In my rela. w/spiders, God wants me to be free from this fear. I'm not sure, at this point, what it's going to take to not be enslaved any longer to the fear of spiders (clearly divine intervention), but I'm willing to reach out and grow in that direction. I don't want to say, if God suggests that I go to a spidery country, "no" to God, and that is primarily my concern--to be available to do what God wants me to do without fear restricting me.
Carlos, another E.R. employee, said "I love spiders! I think they're beautiful," when I told him I was afraid of spiders yesterday. I was in awe that anyone could think spiders are beautiful, and I'm totally not there, though I wish I could think that way. He said he was the only one he knew who thought this way.
But fear has been my companion in other ways, too. I need to tackle both spiders and a few other things.
arachnophobe
after watching a story on Primetime live on Friday, which took a 15-year-old girl through an intense 4-day exposure program to try to eliminate her fear of spiders, I decided that it's time for me to overcome my own arachnophobia. Yesterday (saturday) I thought very much about what I could do to eliminate my own fear of spiders, and my conclusion is that I should learn how to love spiders.
Today in the E.R., I searched the web and found this quote to inspire me. "Spiders are really fascinating and often attractive animals and if you can learn to share your world with them in peace you will have added a little to your enjoyment of life. Good luck." I read the quote to Paul Guz, RN, and he said, "we'll get you an 8 X 10 glossy of a taranchula to put by your bed." thanks.
I also found some artwork to futher my appriciation of God's creation: the spider.
http://www.k12albemarle.org/StonyPoint/Pages/Lundgren%200304/richardson%20spiders/
come away with me
I feel like God has been saying "come away with me" (from the Nora Jones song) as far as--wanting to have solitude time with me. so I finally planned a solitude retreat in the far suburbs Monday Aug. 15th. The place where I am renting a room, a Catholic retreat center, is cheaper during the weekdays, and I am only renting a room where I can think from 8:30am-4:30pm.
To beat traffic, I asked my friend from college, Kate, if I could stay the night before at her new two-bedroom condo, which is in the same suburb as the retreat center . She actually has invited me out before, but I actually haven't got around to planning my solitude retreat until just now. Unfortunately, she is not going to be in town that weekend, as I feared--she travels a lot-- but she offered to send me her spare keys in the mail! (Do I have the greatest friends, or what?!)

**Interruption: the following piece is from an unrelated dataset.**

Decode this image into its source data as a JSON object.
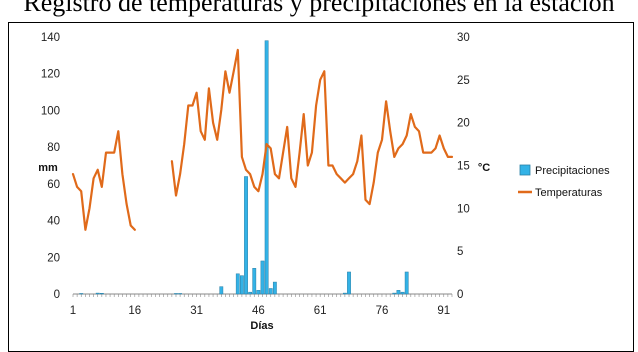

So, my plan is all set. I pray that God really speaks to me in my solitude time. The God who has been telling me, "I'll never stop loving you." (also from the same Nora Jones song)
cross country lessons
here's something totally off the cuff I was just thinking about re: cross country.
I think everyone should have some people that "make them great." by the end of my senior year of high school, I had accolades, but it was the team that "made me great."
date w/a security guard
I'm going on a date, a church date actually, with a security guard from the hospital where I work. It is a long, long story. Actually, I was even going to renege on my offer, because Sunday I had said "yes" and I was thinking today that I would say "no" when he called because I have been so stressed out--I'm moving to California in two months and this is not a convenient time to start a relationship!
Then, he just called, exactly two minutes ago and he sounded so happy and all that I felt that I couldn't say no.
Oh well, it's just one date and it shouldn't kill me. I sure hope not anyway.